London in the World Digital Library

10 08 2009
Smiths new Map of London 1860

Smiths new Map of London 1860

By 1800, the population of London had reached one million, making it the world’s largest city. By the end of the 1900s, its population was approaching five million. The rapid growth of cities such as London created new challenges for mapmakers, including confused street names, the constant appearance of new streets and buildings, and the problem of aligning the trigonometric measurement of streets with actual measurement. Growth also created new demand for maps — from businesses, insurance companies, government agencies, and tourists. This 1860 map by C. Smith & Son shows a London much expanded from its original core along the Thames River to encompass new boroughs in all directions. The different divisions of the city are color-coded. Charles Smith was a map and globe seller, established around 1800 at 172 Strand, who specialized in maps and atlases of England.
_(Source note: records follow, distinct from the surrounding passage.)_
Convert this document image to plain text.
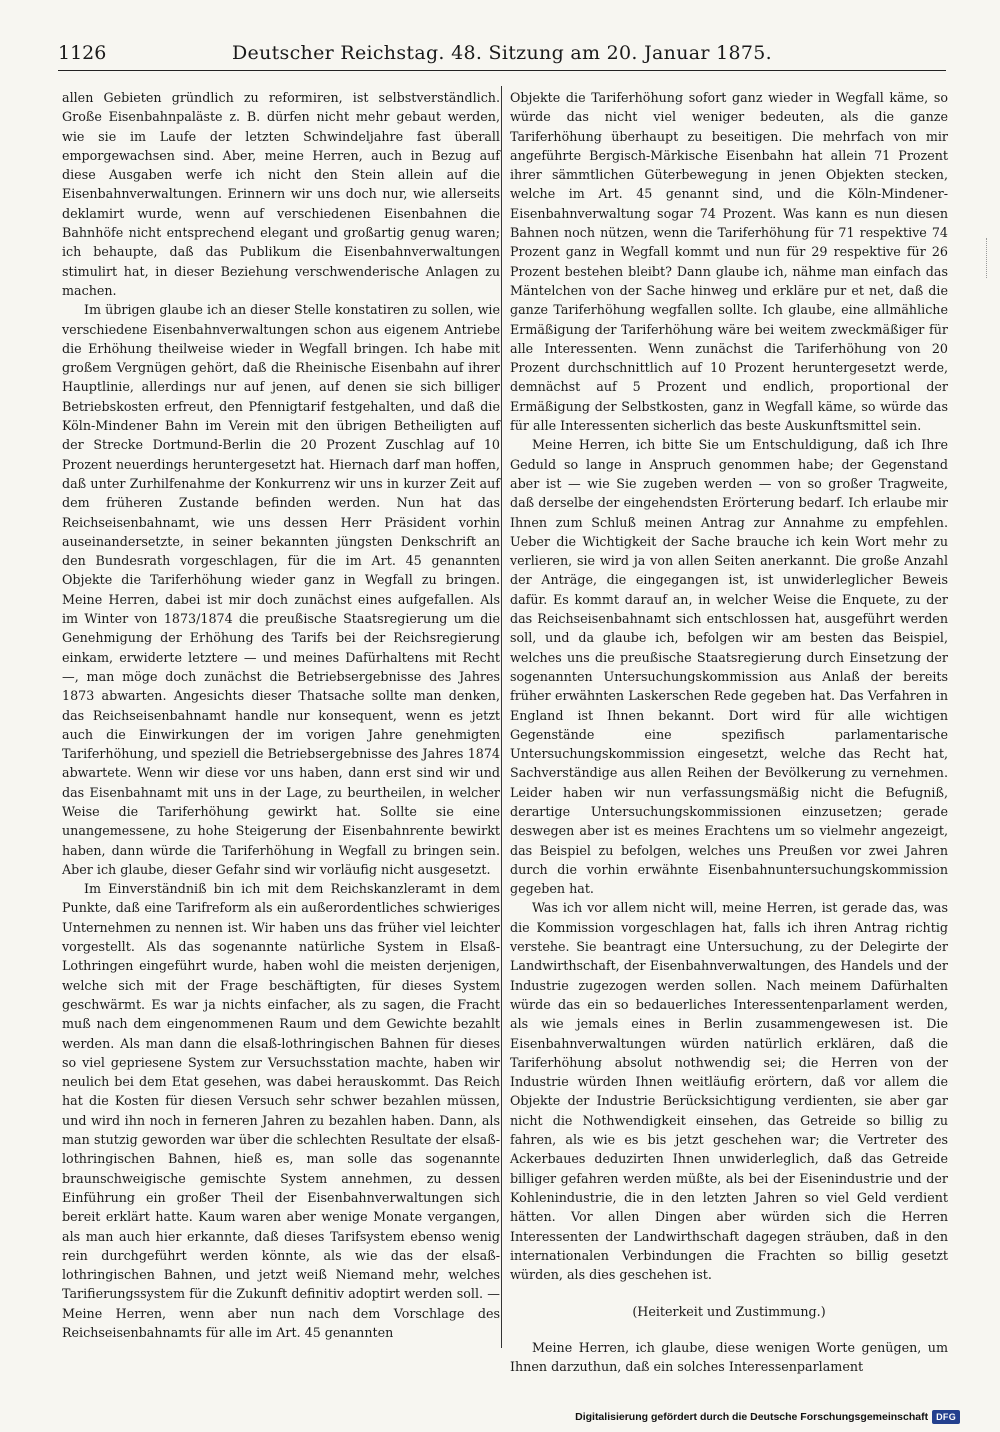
1126	Deutscher Reichstag. 48. Sitzung am 20. Januar 1875.

allen Gebieten gründlich zu reformiren, ist selbstverständlich. Große Eisenbahnpaläste z. B. dürfen nicht mehr gebaut werden, wie sie im Laufe der letzten Schwindeljahre fast überall emporgewachsen sind. Aber, meine Herren, auch in Bezug auf diese Ausgaben werfe ich nicht den Stein allein auf die Eisenbahnverwaltungen. Erinnern wir uns doch nur, wie allerseits deklamirt wurde, wenn auf verschiedenen Eisenbahnen die Bahnhöfe nicht entsprechend elegant und großartig genug waren; ich behaupte, daß das Publikum die Eisenbahnverwaltungen stimulirt hat, in dieser Beziehung verschwenderische Anlagen zu machen.

Im übrigen glaube ich an dieser Stelle konstatiren zu sollen, wie verschiedene Eisenbahnverwaltungen schon aus eigenem Antriebe die Erhöhung theilweise wieder in Wegfall bringen. Ich habe mit großem Vergnügen gehört, daß die Rheinische Eisenbahn auf ihrer Hauptlinie, allerdings nur auf jenen, auf denen sie sich billiger Betriebskosten erfreut, den Pfennigtarif festgehalten, und daß die Köln-Mindener Bahn im Verein mit den übrigen Betheiligten auf der Strecke Dortmund-Berlin die 20 Prozent Zuschlag auf 10 Prozent neuerdings heruntergesetzt hat. Hiernach darf man hoffen, daß unter Zurhilfenahme der Konkurrenz wir uns in kurzer Zeit auf dem früheren Zustande befinden werden. Nun hat das Reichseisenbahnamt, wie uns dessen Herr Präsident vorhin auseinandersetzte, in seiner bekannten jüngsten Denkschrift an den Bundesrath vorgeschlagen, für die im Art. 45 genannten Objekte die Tariferhöhung wieder ganz in Wegfall zu bringen. Meine Herren, dabei ist mir doch zunächst eines aufgefallen. Als im Winter von 1873/1874 die preußische Staatsregierung um die Genehmigung der Erhöhung des Tarifs bei der Reichsregierung einkam, erwiderte letztere — und meines Dafürhaltens mit Recht —, man möge doch zunächst die Betriebsergebnisse des Jahres 1873 abwarten. Angesichts dieser Thatsache sollte man denken, das Reichseisenbahnamt handle nur konsequent, wenn es jetzt auch die Einwirkungen der im vorigen Jahre genehmigten Tariferhöhung, und speziell die Betriebsergebnisse des Jahres 1874 abwartete. Wenn wir diese vor uns haben, dann erst sind wir und das Eisenbahnamt mit uns in der Lage, zu beurtheilen, in welcher Weise die Tariferhöhung gewirkt hat. Sollte sie eine unangemessene, zu hohe Steigerung der Eisenbahnrente bewirkt haben, dann würde die Tariferhöhung in Wegfall zu bringen sein. Aber ich glaube, dieser Gefahr sind wir vorläufig nicht ausgesetzt.

Im Einverständniß bin ich mit dem Reichskanzleramt in dem Punkte, daß eine Tarifreform als ein außerordentliches schwieriges Unternehmen zu nennen ist. Wir haben uns das früher viel leichter vorgestellt. Als das sogenannte natürliche System in Elsaß-Lothringen eingeführt wurde, haben wohl die meisten derjenigen, welche sich mit der Frage beschäftigten, für dieses System geschwärmt. Es war ja nichts einfacher, als zu sagen, die Fracht muß nach dem eingenommenen Raum und dem Gewichte bezahlt werden. Als man dann die elsaß-lothringischen Bahnen für dieses so viel gepriesene System zur Versuchsstation machte, haben wir neulich bei dem Etat gesehen, was dabei herauskommt. Das Reich hat die Kosten für diesen Versuch sehr schwer bezahlen müssen, und wird ihn noch in ferneren Jahren zu bezahlen haben. Dann, als man stutzig geworden war über die schlechten Resultate der elsaß-lothringischen Bahnen, hieß es, man solle das sogenannte braunschweigische gemischte System annehmen, zu dessen Einführung ein großer Theil der Eisenbahnverwaltungen sich bereit erklärt hatte. Kaum waren aber wenige Monate vergangen, als man auch hier erkannte, daß dieses Tarifsystem ebenso wenig rein durchgeführt werden könnte, als wie das der elsaß-lothringischen Bahnen, und jetzt weiß Niemand mehr, welches Tarifierungssystem für die Zukunft definitiv adoptirt werden soll. — Meine Herren, wenn aber nun nach dem Vorschlage des Reichseisenbahnamts für alle im Art. 45 genannten

Objekte die Tariferhöhung sofort ganz wieder in Wegfall käme, so würde das nicht viel weniger bedeuten, als die ganze Tariferhöhung überhaupt zu beseitigen. Die mehrfach von mir angeführte Bergisch-Märkische Eisenbahn hat allein 71 Prozent ihrer sämmtlichen Güterbewegung in jenen Objekten stecken, welche im Art. 45 genannt sind, und die Köln-Mindener-Eisenbahnverwaltung sogar 74 Prozent. Was kann es nun diesen Bahnen noch nützen, wenn die Tariferhöhung für 71 respektive 74 Prozent ganz in Wegfall kommt und nun für 29 respektive für 26 Prozent bestehen bleibt? Dann glaube ich, nähme man einfach das Mäntelchen von der Sache hinweg und erkläre pur et net, daß die ganze Tariferhöhung wegfallen sollte. Ich glaube, eine allmähliche Ermäßigung der Tariferhöhung wäre bei weitem zweckmäßiger für alle Interessenten. Wenn zunächst die Tariferhöhung von 20 Prozent durchschnittlich auf 10 Prozent heruntergesetzt werde, demnächst auf 5 Prozent und endlich, proportional der Ermäßigung der Selbstkosten, ganz in Wegfall käme, so würde das für alle Interessenten sicherlich das beste Auskunftsmittel sein.

Meine Herren, ich bitte Sie um Entschuldigung, daß ich Ihre Geduld so lange in Anspruch genommen habe; der Gegenstand aber ist — wie Sie zugeben werden — von so großer Tragweite, daß derselbe der eingehendsten Erörterung bedarf. Ich erlaube mir Ihnen zum Schluß meinen Antrag zur Annahme zu empfehlen. Ueber die Wichtigkeit der Sache brauche ich kein Wort mehr zu verlieren, sie wird ja von allen Seiten anerkannt. Die große Anzahl der Anträge, die eingegangen ist, ist unwiderleglicher Beweis dafür. Es kommt darauf an, in welcher Weise die Enquete, zu der das Reichseisenbahnamt sich entschlossen hat, ausgeführt werden soll, und da glaube ich, befolgen wir am besten das Beispiel, welches uns die preußische Staatsregierung durch Einsetzung der sogenannten Untersuchungskommission aus Anlaß der bereits früher erwähnten Laskerschen Rede gegeben hat. Das Verfahren in England ist Ihnen bekannt. Dort wird für alle wichtigen Gegenstände eine spezifisch parlamentarische Untersuchungskommission eingesetzt, welche das Recht hat, Sachverständige aus allen Reihen der Bevölkerung zu vernehmen. Leider haben wir nun verfassungsmäßig nicht die Befugniß, derartige Untersuchungskommissionen einzusetzen; gerade deswegen aber ist es meines Erachtens um so vielmehr angezeigt, das Beispiel zu befolgen, welches uns Preußen vor zwei Jahren durch die vorhin erwähnte Eisenbahnuntersuchungskommission gegeben hat.

Was ich vor allem nicht will, meine Herren, ist gerade das, was die Kommission vorgeschlagen hat, falls ich ihren Antrag richtig verstehe. Sie beantragt eine Untersuchung, zu der Delegirte der Landwirthschaft, der Eisenbahnverwaltungen, des Handels und der Industrie zugezogen werden sollen. Nach meinem Dafürhalten würde das ein so bedauerliches Interessentenparlament werden, als wie jemals eines in Berlin zusammengewesen ist. Die Eisenbahnverwaltungen würden natürlich erklären, daß die Tariferhöhung absolut nothwendig sei; die Herren von der Industrie würden Ihnen weitläufig erörtern, daß vor allem die Objekte der Industrie Berücksichtigung verdienten, sie aber gar nicht die Nothwendigkeit einsehen, das Getreide so billig zu fahren, als wie es bis jetzt geschehen war; die Vertreter des Ackerbaues deduzirten Ihnen unwiderleglich, daß das Getreide billiger gefahren werden müßte, als bei der Eisenindustrie und der Kohlenindustrie, die in den letzten Jahren so viel Geld verdient hätten. Vor allen Dingen aber würden sich die Herren Interessenten der Landwirthschaft dagegen sträuben, daß in den internationalen Verbindungen die Frachten so billig gesetzt würden, als dies geschehen ist.

(Heiterkeit und Zustimmung.)

Meine Herren, ich glaube, diese wenigen Worte genügen, um Ihnen darzuthun, daß ein solches Interessenparlament

Digitalisierung gefördert durch die Deutsche Forschungsgemeinschaft DFG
Smith’s business later was taken over by his son, and continued until well into the 20th century.

Anthropologist About Town pointed me this week to UNESCO‘s World Digital Library, where you can access archival and modern pictures from around the world. The material is searchable by topic, type of item, institution or place. Each thumbnail photograph has crucial information on the history, creation and cultural context of the picture. It is an excellent resource for teaching history, anthropology, geography and other social sciences.

There are a few documents relevant to London, including the map above. The collection is not nearly as good as the one on the British Library London Maps Exhibition website, but its a good idea and the UNESCO library contains a lot of interesting documents from other parts of the world too. Stanfords in Covent Garden is the best map shop I know of nowadays.